Jack Lang : Les propos qu'il a tenus était tenus avant que l'opération ne commence. J'espère maintenant que le Gouvernement sera uni et solidaire pour mener cette politique en liaison avec les autres pays d'Europe.

Philippe Lapousterle : Est-ce que vous êtes inquiet de l'opposition déterminée de la Russie ? N'est-ce pas une complication internationale grave ?

Jack Lang : C'est une situation diplomatique. En même temps, disons-le, la Russie d'aujourd'hui n'est pas l'URSS d'hier qui était une grande puissance militaire et économique. Malheureusement pour le peuple russe, la situation n'est pas brillante. Il n'y a pas véritablement de menace réelle lorsque M. le président Eltsine intervient C'est une situation diplomatique, elle n'est pas étonnante. Cela fait partie de l'histoire et de la géographie.

Philippe Lapousterle : Les députés français regrettent que le Gouvernement ne les ait pas consultés avant que les soldats français ne fussent engagés.

Jack Lang : Si on s'intéressait un peu plus aux travaux des commissions parlementaires, on saurait que la Commission des Affaires étrangères, depuis des mois et des mois, s'est prononcée à plusieurs reprises sur ce sujet. D'ailleurs, avant-hier, nous avons eu ...

Philippe Lapousterle : Mais, il n’y a pas eu de débat â l'Assemblée ?

Jack Lang :  ... avec H. Védrine, et il y a eu un très large débat pendant trois heures au sein de la Commission. Il y aura un débat, demain, ouvert par le premier ministre. Peut-être qu'en effet, à l'avenir, il serait souhaitable que ce type de débat ait lieu avant, même si la Constitution ne l'exige pas. En même temps, réjouissons-nous que le Premier ministre, demain, nous invite à dialoguer et à discuter sur la situation.

Philippe Lapousterle : Vous êtes l'instigateur du « Printemps des poêles » qui bat son plein.
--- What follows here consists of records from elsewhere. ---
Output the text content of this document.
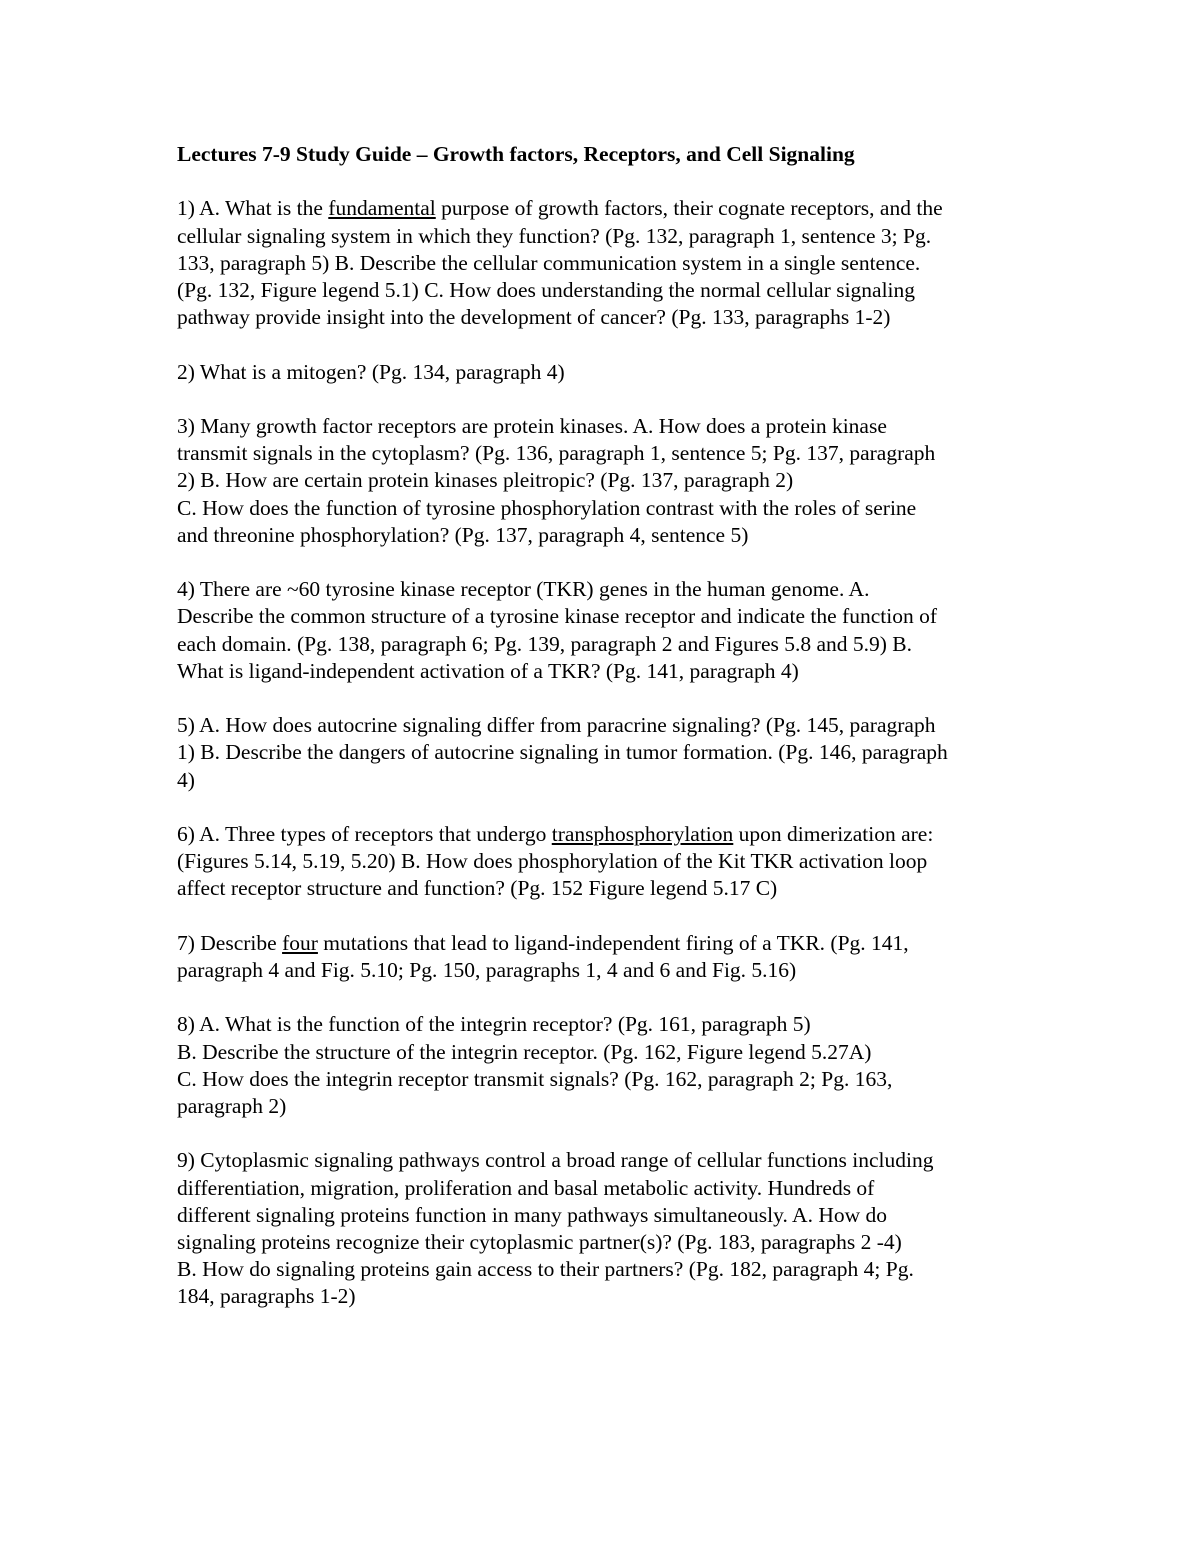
Lectures 7-9 Study Guide – Growth factors, Receptors, and Cell Signaling
1) A. What is the fundamental purpose of growth factors, their cognate receptors, and the
cellular signaling system in which they function? (Pg. 132, paragraph 1, sentence 3; Pg.
133, paragraph 5) B. Describe the cellular communication system in a single sentence.
(Pg. 132, Figure legend 5.1) C. How does understanding the normal cellular signaling
pathway provide insight into the development of cancer? (Pg. 133, paragraphs 1-2)
2) What is a mitogen? (Pg. 134, paragraph 4)
3) Many growth factor receptors are protein kinases. A. How does a protein kinase
transmit signals in the cytoplasm? (Pg. 136, paragraph 1, sentence 5; Pg. 137, paragraph
2) B. How are certain protein kinases pleitropic? (Pg. 137, paragraph 2)
C. How does the function of tyrosine phosphorylation contrast with the roles of serine
and threonine phosphorylation? (Pg. 137, paragraph 4, sentence 5)
4) There are ~60 tyrosine kinase receptor (TKR) genes in the human genome. A.
Describe the common structure of a tyrosine kinase receptor and indicate the function of
each domain. (Pg. 138, paragraph 6; Pg. 139, paragraph 2 and Figures 5.8 and 5.9) B.
What is ligand-independent activation of a TKR? (Pg. 141, paragraph 4)
5) A. How does autocrine signaling differ from paracrine signaling? (Pg. 145, paragraph
1) B. Describe the dangers of autocrine signaling in tumor formation. (Pg. 146, paragraph
4)
6) A. Three types of receptors that undergo transphosphorylation upon dimerization are:
(Figures 5.14, 5.19, 5.20) B. How does phosphorylation of the Kit TKR activation loop
affect receptor structure and function? (Pg. 152 Figure legend 5.17 C)
7) Describe four mutations that lead to ligand-independent firing of a TKR. (Pg. 141,
paragraph 4 and Fig. 5.10; Pg. 150, paragraphs 1, 4 and 6 and Fig. 5.16)
8) A. What is the function of the integrin receptor? (Pg. 161, paragraph 5)
B. Describe the structure of the integrin receptor. (Pg. 162, Figure legend 5.27A)
C. How does the integrin receptor transmit signals? (Pg. 162, paragraph 2; Pg. 163,
paragraph 2)
9) Cytoplasmic signaling pathways control a broad range of cellular functions including
differentiation, migration, proliferation and basal metabolic activity. Hundreds of
different signaling proteins function in many pathways simultaneously. A. How do
signaling proteins recognize their cytoplasmic partner(s)? (Pg. 183, paragraphs 2 -4)
B. How do signaling proteins gain access to their partners? (Pg. 182, paragraph 4; Pg.
184, paragraphs 1-2)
Était-ce bien le moment, M. Lang ?

Jack Lang : Quand est-ce le moment ? Quand nous avons imaginé cette action, c'était il y a plusieurs mois. Nous ne pensions pas qu'il y aurait, aujourd'hui même, cette situation. En même temps, je suis très heureux qu'au cours de la semaine la poésie soit descendue de son piédestal et ait réussi à pénétrer les écoles, les lycées, les collèges, les universités, les libraires, les hôpitaux. Partout en France, ça a été un très, très grand succès. Cela va continuer jusqu'à dimanche. La poésie a conquis droit de cité. J'espère que l'an prochain cela sera plus fort encore.

Philippe Lapousterle : Elle n'a pas empêché les bombes.

Jack Lang : En même temps, j'espère qu'assez vite, dans ces pays - En Serbie, au Kosovo -, le droit à la poésie retrouvera ses lettres de noblesse et l'emportera sur la force, sur la guerre et sur la répression.